> Vari-mu tubes (and FET's) are more linear but still have large dispersion
They are not linear in the right way. The dB/Volt is almost linear; exponential. Rectifiers are essentially linear. So we need a LOG function. The easiest way to get that, with just tubes, is feedback around a dB/Volt stage. And as long as you are doing that, it is a feedback limiter anyway.
Same with opto, which loosely follow an exponential; in fact I think that is how my concert limiter works (I forget). Wrap NFB around the LED/opto and it does what you want. Wire two matched LED/optos together, the second one does what the first one is forced to do. Switch some connections, you tap the signal "before" the program-path loss-cell. But it is still a feedback system.

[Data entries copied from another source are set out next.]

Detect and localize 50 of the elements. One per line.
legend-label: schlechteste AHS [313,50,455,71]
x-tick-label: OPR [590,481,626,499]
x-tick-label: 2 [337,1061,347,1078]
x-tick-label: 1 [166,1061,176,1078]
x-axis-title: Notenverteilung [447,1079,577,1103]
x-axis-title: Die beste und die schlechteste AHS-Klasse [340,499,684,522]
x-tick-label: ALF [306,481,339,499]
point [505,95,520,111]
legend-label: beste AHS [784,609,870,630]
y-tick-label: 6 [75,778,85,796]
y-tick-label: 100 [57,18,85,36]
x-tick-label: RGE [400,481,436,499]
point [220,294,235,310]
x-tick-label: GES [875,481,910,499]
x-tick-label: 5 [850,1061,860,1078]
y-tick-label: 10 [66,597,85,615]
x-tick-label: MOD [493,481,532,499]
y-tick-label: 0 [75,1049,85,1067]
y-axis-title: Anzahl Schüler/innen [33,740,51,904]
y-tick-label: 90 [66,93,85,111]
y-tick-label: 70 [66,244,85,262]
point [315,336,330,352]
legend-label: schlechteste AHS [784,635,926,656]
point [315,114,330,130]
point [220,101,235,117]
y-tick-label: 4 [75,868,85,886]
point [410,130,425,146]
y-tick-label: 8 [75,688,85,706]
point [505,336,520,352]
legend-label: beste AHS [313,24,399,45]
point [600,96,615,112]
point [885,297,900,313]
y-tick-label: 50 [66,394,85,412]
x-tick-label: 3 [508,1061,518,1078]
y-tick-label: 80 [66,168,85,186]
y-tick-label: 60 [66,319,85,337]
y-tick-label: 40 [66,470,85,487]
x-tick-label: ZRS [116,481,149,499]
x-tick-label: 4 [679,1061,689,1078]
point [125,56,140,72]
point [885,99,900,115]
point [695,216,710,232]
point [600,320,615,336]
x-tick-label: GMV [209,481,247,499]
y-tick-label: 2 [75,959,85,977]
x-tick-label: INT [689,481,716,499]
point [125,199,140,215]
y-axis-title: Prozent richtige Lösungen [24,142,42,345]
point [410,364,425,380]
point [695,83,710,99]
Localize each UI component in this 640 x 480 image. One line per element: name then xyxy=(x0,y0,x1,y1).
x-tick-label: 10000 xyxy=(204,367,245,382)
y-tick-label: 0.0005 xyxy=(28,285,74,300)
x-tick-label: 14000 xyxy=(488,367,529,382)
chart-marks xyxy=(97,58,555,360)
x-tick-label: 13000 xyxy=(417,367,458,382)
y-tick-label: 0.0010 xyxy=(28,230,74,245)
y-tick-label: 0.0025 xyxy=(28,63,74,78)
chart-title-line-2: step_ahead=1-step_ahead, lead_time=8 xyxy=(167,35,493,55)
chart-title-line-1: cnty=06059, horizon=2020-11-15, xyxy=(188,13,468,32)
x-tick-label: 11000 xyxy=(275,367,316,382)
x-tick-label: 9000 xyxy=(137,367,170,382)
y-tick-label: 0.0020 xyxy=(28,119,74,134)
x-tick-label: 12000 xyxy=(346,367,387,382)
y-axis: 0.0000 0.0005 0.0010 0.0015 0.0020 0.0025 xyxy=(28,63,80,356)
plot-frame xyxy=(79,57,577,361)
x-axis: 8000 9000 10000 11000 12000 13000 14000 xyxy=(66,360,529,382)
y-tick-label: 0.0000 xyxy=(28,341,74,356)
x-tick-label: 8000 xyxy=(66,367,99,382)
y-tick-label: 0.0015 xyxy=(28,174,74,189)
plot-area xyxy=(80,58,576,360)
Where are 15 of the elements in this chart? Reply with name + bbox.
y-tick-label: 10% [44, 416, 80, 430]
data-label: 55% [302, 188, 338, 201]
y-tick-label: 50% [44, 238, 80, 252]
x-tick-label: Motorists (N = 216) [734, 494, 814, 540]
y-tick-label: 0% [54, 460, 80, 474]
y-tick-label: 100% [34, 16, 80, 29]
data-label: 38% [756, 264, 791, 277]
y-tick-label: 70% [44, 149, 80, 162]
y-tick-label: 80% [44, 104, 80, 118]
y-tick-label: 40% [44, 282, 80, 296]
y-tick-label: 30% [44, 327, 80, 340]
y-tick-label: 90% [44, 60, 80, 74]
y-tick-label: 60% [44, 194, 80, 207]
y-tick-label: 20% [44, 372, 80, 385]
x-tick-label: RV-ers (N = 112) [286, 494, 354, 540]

Oh yeah, great dispersion from one device to the next! (I think I spent a season sorting photoresistors into sorta-match bins.)
Any curve can be approximated with linear over some range. There is an Australian "cathode follower" feedforward limiter which:
1) uses cathode feedback to linearize the tube's exponential
2) approximates quite well over a 10dB range but goes way off course beyond ~~20dB
As you say, the excellent LOG-conformity of BJTs (or linear PWM like my Fostex or some broadcast program processors) is what makes feedforward practical.
And I bet, for small amounts of limiting, FB and FF give the same result. The difference is that useful FF is necessarily a very precise processor, while useful FB can be implemented with fairly sloppy techniques. We praised FF, not because it was FF, but because it had very low error. (And because you can push it insanely far without NFB instability.) When that got boring, we swung back to FB, calling the errors "flavor".
Now ANdyP wants to mix-and-match the loose linearity of tube/opto control with the loose action of feed-forward. My suspicion is:
1) it won't work well, incredibly soft knee and erratic "limiting" level
2) by the time you make it useful, you will have either NFB or a super-computer
3) you lost the sweet simplicity and natural action
The FET seems more suited for feedforward. It is an exponential, but silicon FETs follow square-law very-very closely over a wide range. Much better than an exponential approximation to real tubes and photoresistors. Therefore a sharp log-law conversion between linear rectifier and gate ought to give a total response so predictable that feedforward "works". But much of the point of FET limiters is their simplicity. Stick a log-law in the works, you are as complex as a Blackmer but not quite so precise.